There were relatively few neoclassical pieces from the post-Revolutionary era when Sèvres took new technical and artistic directions under director Alexandre Broigniart (1770-1847).

However, a teapot and cover c.1794-1800, painted by Jean-Jacques Dieu with chinoiserie vignettes on a puce faux porphyry ground, took £2800 (£300-500) from an agent bidding for a collector. With repairs to the handle and cover, it had been bought from John Whitehead.

Accessible way to start a collection

Modest 18th century tea wares are a more accessible way to start a collection. Howard amusingly referred to these as ‘cooking Sèvres’ – pieces from the stock services decorated with relatively simple patterns that (so the factory archives tell us) were sold at much lower prices to members of the merchant class or for everyday use by ‘the staff’.
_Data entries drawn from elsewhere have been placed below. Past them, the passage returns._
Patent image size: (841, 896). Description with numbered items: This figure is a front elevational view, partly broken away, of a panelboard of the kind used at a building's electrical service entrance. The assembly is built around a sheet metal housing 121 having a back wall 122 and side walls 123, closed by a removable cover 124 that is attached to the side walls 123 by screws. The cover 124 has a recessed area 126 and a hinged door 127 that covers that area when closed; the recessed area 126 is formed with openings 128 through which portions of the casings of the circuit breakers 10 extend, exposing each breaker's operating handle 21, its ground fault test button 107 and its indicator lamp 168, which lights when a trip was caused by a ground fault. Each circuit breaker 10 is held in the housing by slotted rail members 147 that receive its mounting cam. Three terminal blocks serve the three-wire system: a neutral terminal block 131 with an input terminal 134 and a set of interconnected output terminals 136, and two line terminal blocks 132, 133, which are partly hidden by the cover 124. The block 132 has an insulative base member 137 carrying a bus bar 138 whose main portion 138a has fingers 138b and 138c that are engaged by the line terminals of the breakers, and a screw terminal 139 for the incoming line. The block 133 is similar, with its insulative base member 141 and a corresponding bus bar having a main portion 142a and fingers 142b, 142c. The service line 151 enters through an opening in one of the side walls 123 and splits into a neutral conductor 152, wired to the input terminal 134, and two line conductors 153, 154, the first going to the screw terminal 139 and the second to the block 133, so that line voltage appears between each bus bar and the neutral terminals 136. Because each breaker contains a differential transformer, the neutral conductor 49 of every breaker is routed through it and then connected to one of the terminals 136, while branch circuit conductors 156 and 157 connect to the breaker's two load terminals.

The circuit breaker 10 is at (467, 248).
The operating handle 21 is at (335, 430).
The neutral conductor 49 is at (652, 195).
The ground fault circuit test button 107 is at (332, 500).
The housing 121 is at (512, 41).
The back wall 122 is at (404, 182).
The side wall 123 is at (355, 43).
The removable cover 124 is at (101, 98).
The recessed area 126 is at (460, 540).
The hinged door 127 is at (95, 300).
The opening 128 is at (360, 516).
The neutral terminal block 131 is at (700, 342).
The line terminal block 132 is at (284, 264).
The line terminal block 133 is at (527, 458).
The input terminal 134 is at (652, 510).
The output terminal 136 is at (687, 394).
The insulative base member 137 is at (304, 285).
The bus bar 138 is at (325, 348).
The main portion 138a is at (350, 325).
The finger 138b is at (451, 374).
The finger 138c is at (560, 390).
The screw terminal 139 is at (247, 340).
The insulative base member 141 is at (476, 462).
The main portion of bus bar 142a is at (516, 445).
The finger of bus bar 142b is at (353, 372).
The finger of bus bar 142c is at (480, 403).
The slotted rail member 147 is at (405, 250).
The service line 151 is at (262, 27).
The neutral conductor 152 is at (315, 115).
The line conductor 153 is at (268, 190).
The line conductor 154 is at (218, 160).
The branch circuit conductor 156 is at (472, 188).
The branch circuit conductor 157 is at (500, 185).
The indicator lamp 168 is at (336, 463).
Similarly she owned a good number of what used to be called ‘study’ pieces – those with only a modest commercial value because of damage. In short, plenty was available from £100-400.

In this aspect of the sale the National Trust’s Waddesdon Manor was among the buyers. Home to many magnificent objects from the French ancien regime, it is seemingly light on pieces that can be made available for students to handle.

The sale total was almost exactly £300,000, above the pre-sale hopes of up to £250,000 and proof that, with its international reach, the market for French porcelain is more active than others in the ceramics field. Some 350 bidders were active at the sale, with more than 95% of the 400 lots sold to around 120 buyers from the UK, US, Canada, France, Italy, Belgium, Germany, Switzerland, Russia and Japan.

Luxury, it seems, is never out of fashion.